By extensively researching the strategies you use within your trading experience you can have more control over whether it will be a good day or a bad day.  When you extensively research your chosen strategies you will learn in the long-term to generate profits.  Generating profits is the ultimate goal of every trader. 

Instead of trying to be a perfectionist it is important to become realistic.  Traders who try to be perfectionists equate a loss with failure and become obsessed with losing.  A realistic trader knows and accepts the unpredictability of the market and accepts a loss as part of the trading risks.  The most important thing to understand when trading is to learn to limit the losses instead of becoming obsessed with them.  When a trader is obsessed with losses he often has a hard time coming back from them and in the end winds up losing. 

According to the experts there are three basic strategist you can use to effectively reduce losses.  These strategies are time based, indicator based, and price based. 

Time based stops mean making use of your time.  Decide on a holding period you will allow to capture a certain number of points.  If you have not achieved the profit you desire within the time limit, then stop the trade.   

Indicator based stops make use of the market indicators.  When trading you should be aware of the indicators and use them extensively.  You need to look at indicators such as volume, advances, declines and new highs and lows. 

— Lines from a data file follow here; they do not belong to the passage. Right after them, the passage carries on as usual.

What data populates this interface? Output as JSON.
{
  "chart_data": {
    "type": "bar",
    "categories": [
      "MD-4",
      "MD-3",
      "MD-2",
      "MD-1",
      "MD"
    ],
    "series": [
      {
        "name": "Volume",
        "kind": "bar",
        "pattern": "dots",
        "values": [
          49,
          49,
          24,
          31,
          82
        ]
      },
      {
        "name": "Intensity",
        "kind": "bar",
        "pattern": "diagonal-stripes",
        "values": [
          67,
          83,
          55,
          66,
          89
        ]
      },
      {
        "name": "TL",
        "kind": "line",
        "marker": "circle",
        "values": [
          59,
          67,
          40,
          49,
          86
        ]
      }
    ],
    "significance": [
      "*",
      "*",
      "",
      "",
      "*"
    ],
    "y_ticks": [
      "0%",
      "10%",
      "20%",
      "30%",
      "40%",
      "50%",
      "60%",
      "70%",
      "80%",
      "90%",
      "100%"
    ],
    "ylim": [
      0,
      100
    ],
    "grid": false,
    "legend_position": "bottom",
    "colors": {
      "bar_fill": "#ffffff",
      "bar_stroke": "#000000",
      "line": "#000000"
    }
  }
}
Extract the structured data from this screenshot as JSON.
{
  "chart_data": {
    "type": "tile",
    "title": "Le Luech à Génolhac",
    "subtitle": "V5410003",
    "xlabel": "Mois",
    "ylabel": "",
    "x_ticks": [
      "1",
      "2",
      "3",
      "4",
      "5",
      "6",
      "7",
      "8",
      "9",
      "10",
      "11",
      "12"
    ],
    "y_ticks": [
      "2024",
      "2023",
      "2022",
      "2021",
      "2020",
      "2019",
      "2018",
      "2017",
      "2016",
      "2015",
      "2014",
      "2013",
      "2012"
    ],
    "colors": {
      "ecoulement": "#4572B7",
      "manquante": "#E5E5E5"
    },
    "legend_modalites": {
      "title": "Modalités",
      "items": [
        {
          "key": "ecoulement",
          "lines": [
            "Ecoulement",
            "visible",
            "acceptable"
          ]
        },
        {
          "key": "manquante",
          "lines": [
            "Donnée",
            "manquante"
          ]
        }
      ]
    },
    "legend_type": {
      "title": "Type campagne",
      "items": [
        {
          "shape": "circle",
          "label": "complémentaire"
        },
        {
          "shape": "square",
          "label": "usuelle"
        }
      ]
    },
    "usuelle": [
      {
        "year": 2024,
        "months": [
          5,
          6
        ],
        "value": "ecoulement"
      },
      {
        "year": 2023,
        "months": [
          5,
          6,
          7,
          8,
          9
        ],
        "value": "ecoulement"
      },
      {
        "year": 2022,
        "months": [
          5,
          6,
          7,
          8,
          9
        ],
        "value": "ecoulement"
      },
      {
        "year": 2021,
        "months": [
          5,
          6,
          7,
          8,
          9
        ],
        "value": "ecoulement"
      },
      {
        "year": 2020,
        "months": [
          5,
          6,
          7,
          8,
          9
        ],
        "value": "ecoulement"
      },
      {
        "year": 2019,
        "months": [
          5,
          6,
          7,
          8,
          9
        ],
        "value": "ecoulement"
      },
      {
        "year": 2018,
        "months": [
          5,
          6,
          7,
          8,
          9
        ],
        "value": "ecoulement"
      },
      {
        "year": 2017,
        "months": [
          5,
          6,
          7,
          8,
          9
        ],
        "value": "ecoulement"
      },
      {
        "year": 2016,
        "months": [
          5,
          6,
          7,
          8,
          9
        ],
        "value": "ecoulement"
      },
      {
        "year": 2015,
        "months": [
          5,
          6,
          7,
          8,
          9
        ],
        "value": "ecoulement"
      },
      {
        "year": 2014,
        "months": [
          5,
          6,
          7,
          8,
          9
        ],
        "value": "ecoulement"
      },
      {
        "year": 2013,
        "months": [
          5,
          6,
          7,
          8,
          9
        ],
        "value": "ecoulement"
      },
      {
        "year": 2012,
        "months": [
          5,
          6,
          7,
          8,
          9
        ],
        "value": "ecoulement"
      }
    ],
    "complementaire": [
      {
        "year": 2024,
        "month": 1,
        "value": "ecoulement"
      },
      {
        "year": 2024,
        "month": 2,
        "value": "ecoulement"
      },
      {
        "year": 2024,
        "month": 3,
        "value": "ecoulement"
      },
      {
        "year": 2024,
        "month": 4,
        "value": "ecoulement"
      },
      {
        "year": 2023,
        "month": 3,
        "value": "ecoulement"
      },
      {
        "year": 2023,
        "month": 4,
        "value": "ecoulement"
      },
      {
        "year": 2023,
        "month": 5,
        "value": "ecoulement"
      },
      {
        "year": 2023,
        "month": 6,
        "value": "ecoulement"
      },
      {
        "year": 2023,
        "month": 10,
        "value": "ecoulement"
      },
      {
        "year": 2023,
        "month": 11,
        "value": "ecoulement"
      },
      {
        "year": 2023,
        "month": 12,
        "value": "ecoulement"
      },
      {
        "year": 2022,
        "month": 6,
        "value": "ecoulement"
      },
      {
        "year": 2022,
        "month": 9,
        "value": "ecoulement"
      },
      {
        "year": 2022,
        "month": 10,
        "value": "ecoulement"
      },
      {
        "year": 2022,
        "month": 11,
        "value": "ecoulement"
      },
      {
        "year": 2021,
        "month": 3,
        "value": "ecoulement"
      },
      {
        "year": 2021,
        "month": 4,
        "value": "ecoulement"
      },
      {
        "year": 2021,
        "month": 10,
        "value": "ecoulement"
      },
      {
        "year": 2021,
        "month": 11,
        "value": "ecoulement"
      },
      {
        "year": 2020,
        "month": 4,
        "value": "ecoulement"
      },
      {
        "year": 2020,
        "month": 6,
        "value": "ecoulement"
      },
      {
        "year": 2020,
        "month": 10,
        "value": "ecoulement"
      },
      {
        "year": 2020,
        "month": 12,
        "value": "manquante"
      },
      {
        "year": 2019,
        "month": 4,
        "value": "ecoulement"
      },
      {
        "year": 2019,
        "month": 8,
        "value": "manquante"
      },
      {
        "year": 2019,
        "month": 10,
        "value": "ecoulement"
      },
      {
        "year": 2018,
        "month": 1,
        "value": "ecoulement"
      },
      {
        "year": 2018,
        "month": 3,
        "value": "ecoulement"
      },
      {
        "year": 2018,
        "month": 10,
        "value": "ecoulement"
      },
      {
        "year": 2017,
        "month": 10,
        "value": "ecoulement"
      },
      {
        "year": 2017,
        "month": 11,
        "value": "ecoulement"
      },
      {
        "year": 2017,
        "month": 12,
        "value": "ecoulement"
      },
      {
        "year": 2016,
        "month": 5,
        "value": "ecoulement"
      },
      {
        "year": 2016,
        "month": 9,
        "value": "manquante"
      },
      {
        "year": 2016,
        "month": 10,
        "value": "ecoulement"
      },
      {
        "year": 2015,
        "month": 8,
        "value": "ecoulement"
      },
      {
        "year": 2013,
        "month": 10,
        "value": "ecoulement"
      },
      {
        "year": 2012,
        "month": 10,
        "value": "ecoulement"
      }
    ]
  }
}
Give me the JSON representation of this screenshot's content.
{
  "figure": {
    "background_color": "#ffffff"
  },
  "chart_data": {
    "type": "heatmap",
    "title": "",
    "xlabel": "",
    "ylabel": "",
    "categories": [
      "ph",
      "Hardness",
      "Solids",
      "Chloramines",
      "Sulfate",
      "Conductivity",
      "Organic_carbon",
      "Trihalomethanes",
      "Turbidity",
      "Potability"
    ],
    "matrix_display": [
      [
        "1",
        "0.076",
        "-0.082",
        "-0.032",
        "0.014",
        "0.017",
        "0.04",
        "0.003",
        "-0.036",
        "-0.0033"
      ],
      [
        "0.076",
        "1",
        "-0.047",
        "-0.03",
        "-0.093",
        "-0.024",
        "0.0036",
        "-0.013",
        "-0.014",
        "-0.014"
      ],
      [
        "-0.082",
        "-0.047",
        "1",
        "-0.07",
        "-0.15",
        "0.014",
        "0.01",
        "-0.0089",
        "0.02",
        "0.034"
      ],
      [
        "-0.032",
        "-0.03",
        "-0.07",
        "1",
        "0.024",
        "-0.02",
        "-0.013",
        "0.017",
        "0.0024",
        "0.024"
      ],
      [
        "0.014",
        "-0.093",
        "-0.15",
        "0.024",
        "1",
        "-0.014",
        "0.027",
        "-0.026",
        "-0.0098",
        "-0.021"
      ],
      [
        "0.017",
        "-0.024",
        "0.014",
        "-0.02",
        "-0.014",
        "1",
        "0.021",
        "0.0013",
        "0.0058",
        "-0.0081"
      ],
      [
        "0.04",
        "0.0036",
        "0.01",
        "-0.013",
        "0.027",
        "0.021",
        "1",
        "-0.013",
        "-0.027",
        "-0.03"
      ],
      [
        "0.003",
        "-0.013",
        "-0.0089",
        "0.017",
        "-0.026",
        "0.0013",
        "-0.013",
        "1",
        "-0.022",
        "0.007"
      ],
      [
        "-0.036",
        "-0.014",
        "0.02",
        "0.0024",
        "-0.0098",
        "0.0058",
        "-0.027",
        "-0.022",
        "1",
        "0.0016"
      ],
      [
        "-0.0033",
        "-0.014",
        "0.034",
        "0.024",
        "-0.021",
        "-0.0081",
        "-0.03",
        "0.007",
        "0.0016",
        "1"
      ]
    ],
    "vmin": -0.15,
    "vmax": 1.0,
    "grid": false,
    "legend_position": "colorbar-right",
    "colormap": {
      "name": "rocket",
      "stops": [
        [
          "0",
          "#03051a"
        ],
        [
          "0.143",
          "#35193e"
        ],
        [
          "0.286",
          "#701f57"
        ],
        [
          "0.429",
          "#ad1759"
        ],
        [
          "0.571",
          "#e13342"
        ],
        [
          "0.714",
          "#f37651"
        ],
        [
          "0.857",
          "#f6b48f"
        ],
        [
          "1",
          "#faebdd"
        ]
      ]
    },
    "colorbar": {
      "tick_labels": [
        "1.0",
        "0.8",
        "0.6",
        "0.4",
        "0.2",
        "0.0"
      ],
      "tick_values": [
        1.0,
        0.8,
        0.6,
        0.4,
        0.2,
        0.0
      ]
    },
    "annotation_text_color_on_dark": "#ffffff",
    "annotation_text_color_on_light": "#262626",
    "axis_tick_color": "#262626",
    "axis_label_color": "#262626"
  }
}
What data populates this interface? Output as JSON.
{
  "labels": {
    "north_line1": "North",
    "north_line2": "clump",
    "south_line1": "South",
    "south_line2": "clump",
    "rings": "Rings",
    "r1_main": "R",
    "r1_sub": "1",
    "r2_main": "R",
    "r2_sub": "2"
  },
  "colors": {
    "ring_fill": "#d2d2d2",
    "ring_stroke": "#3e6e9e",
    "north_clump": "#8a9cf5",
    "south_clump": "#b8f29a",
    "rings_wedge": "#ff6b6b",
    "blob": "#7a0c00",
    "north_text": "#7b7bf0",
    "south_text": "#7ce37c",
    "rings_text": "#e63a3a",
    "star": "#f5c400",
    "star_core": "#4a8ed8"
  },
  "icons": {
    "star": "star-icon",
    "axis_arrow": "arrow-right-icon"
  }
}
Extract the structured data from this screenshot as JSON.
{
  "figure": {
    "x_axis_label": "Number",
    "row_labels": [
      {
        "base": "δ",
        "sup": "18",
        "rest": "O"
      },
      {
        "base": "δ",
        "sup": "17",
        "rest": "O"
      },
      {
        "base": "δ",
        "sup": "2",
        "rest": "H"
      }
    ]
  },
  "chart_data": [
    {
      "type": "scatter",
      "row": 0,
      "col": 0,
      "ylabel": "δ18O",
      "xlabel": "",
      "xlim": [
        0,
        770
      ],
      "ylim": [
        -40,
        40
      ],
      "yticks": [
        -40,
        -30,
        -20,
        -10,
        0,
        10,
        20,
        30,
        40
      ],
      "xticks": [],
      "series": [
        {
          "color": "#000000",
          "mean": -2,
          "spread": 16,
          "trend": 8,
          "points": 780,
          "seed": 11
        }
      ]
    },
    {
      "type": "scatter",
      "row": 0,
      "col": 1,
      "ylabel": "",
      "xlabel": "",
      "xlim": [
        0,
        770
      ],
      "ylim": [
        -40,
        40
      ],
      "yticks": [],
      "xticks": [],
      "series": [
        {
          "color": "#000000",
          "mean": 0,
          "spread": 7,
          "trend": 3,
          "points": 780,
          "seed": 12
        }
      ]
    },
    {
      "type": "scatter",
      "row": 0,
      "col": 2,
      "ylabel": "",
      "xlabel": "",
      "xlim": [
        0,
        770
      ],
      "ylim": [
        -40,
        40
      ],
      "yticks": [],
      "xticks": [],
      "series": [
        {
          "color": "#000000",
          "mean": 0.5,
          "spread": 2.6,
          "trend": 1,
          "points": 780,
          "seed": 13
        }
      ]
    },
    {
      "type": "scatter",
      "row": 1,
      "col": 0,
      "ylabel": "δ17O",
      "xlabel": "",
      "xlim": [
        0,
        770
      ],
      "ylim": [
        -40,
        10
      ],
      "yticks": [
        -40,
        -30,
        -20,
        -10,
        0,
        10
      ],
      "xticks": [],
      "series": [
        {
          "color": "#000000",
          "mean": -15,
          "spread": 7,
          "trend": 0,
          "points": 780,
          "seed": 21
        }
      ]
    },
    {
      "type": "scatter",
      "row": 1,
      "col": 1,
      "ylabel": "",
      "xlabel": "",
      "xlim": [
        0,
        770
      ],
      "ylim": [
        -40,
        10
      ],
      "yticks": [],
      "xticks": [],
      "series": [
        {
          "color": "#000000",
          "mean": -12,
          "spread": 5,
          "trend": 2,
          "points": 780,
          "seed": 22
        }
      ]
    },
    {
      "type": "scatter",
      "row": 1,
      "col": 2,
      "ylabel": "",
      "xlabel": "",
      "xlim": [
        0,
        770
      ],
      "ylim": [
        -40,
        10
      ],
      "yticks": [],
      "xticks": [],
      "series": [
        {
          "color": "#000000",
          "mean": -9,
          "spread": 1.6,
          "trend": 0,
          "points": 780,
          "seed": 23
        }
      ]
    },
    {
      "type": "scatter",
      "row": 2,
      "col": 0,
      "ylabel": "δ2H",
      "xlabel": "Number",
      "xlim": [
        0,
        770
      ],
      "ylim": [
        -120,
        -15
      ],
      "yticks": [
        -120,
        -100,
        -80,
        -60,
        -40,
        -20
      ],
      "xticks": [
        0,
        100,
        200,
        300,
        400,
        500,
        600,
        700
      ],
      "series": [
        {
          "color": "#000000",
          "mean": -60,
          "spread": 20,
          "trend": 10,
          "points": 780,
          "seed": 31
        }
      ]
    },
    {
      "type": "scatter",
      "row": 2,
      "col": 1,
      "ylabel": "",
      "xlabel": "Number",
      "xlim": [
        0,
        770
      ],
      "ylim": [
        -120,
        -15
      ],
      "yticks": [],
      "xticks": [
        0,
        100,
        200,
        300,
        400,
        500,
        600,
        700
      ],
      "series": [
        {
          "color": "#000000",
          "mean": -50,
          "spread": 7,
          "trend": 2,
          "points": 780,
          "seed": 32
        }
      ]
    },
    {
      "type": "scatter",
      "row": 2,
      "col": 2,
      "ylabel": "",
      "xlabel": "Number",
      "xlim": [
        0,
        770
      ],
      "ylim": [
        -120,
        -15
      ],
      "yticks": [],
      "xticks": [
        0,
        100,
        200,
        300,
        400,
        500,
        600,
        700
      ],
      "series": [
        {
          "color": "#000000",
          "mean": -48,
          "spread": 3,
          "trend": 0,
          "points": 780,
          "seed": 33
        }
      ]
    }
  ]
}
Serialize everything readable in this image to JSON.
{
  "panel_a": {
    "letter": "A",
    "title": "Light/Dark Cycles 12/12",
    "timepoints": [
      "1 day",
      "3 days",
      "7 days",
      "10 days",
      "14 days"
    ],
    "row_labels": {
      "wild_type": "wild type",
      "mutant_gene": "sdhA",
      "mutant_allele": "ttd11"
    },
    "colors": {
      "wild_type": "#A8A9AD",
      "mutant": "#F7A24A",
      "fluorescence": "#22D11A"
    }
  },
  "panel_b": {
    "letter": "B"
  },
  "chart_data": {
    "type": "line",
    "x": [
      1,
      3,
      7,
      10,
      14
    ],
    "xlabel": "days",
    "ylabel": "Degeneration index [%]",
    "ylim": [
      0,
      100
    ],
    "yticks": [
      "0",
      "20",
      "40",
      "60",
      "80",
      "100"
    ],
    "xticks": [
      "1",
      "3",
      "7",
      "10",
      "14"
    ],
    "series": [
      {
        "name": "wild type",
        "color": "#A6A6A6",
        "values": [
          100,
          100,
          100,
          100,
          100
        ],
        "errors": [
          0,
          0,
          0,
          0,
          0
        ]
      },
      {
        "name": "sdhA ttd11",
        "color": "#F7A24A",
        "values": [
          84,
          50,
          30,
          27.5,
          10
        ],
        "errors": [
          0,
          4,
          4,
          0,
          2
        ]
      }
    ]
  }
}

Prices based stops are generally used when either the price based or the indicator-based stops have not functioned for you.  For this price-based stop to work you will need to make assumptions about the trade and determine a low point in that particular market.  Set your trade entries near your points and you will make sure that losses will not be overly excessive if your assumptions are not correct. 

According to experts in the psychology of trading, setting stops and mentally rehearsing them is a good tool to use.  It can help ensure that you follow through on your strategies.